Our study helps to fill existing knowledge gaps, which we have summarised in the following:

  • Giving birth influences a woman and the baby for the rest of their lives [59]. The birthing environment can negatively or positively affect maternal and neonatal morbidity and decisions on future pregnancies [45] and is therefore of great societal and scientific importance.

  • Despite considerable investments in renovation/construction of maternity care facilities, there is little evidence available on what is the best design of buildings and birthing environments to promote high quality care in terms of safety, including medical safety, emotional trust, integrity, privacy, familiarity and choice

  • This study will provide additional evidence to guide the design of birthing rooms that contribute to optimal quality of hospital-based care at birth. Specifically it will extend the evidence-based knowledge on the design of birthing rooms and their influence on labour, birth and childbirth experiences in nulliparous women with spontaneous labour start.

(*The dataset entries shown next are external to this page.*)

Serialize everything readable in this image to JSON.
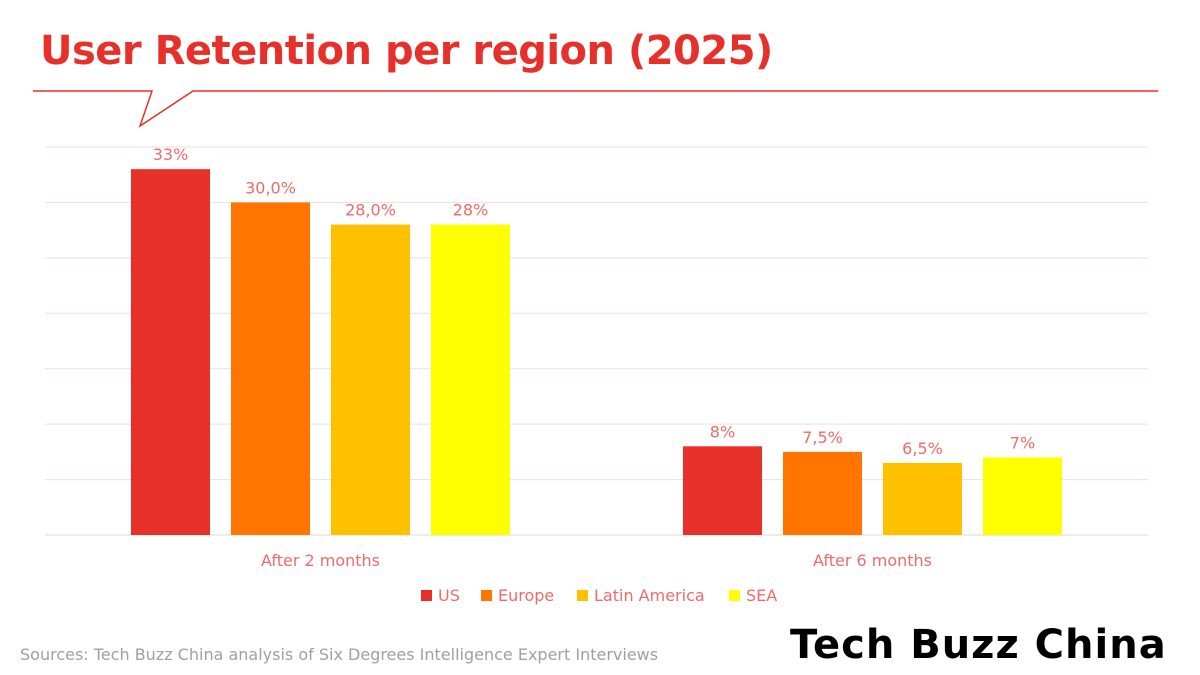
{
  "title": "User Retention per region (2025)",
  "source": "Sources: Tech Buzz China analysis of Six Degrees Intelligence Expert Interviews",
  "logo": "Tech Buzz China",
  "chart_data": {
    "type": "bar",
    "title": "User Retention per region (2025)",
    "categories": [
      "After 2 months",
      "After 6 months"
    ],
    "series": [
      {
        "name": "US",
        "color": "#e8302a",
        "values": [
          33,
          8
        ],
        "labels": [
          "33%",
          "8%"
        ]
      },
      {
        "name": "Europe",
        "color": "#ff7500",
        "values": [
          30,
          7.5
        ],
        "labels": [
          "30,0%",
          "7,5%"
        ]
      },
      {
        "name": "Latin America",
        "color": "#ffc000",
        "values": [
          28,
          6.5
        ],
        "labels": [
          "28,0%",
          "6,5%"
        ]
      },
      {
        "name": "SEA",
        "color": "#ffff00",
        "values": [
          28,
          7
        ],
        "labels": [
          "28%",
          "7%"
        ]
      }
    ],
    "ylim": [
      0,
      35
    ],
    "grid_step": 5,
    "grid": true,
    "legend": "bottom-center",
    "label_color": "#f06a6a"
  }
}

  • The use of an RCT to test the rooms is a quite new approach in this field, which usually uses social science methodology. Only one pilot study conducted in Canada has been published earlier [46] and two studies are ongoing, in Denmark [47] and Germany [48].

  • The use of a qualitative ethnographic study will deepen understanding of the interaction between the woman and the room. It may also identify underlying factors that explain the effect of the different rooms in the RCT.

  • The adaptable person-centred intervention room (new room) is expected to improve outcomes of labour and birth, including an increase in normal healthy births, a decrease in the need for augmentation during birth and an all-around better experience of the birthing process for mother and child. This is beneficial for the health, wellbeing and quality of life for the woman and her family.

  • Direct economic gains to the healthcare system are expected due to the expected decreased needs for medical interventions. However, this needs to be ascertained while conducting the study. Such costs need to be compared with the costs for constructing the new room, to guide healthcare decision-makers regarding efficient use of funds when procuring design, construction and refurbishing of birthing wards. There may also be economic gains due to fewer mental, emotional and physical complications that need to be further explored in future studies.

  • The results of this study can immediately be transferred into clinical practise. If the intervention birthing room results in a positive effect, the tested design of the adaptable person-centred birthing rooms can be applied in the construction of a planned new maternity care unit at the actual study hospital. Furthermore, it can guide design of birthing rooms and maternity units both across the country and internationally.

Trial status

The study was retrospectively registered at ClinicalTrials.gov—registration date 13th of May 2019. This is the first study protocol, dated 19th June 2019. Recruitment and randomisation of participants in the study started January 2019. Inclusion of new participants is expected to be finalised by 31st December 2022 and data collection will be completed December 2023.

Project organisation

This multi-disciplinary scientific project is conducted in collaboration with SUH; University of Gothenburg (UGOT)—Institute of Health and Care Sciences (IHCS) at Sahlgrenska Academy (SA); Chalmers University of Technology (CUT)—Centre for Healthcare Architecture (CVA); University of Borås (UB)—Academy of Health, Work and Welfare; Swedish University of Agriculture (SUA); Trinity College Dublin (TCD)—School of Nursing and Midwifery Ireland, and in joint discussion with the lay person association “Födelsehuset”.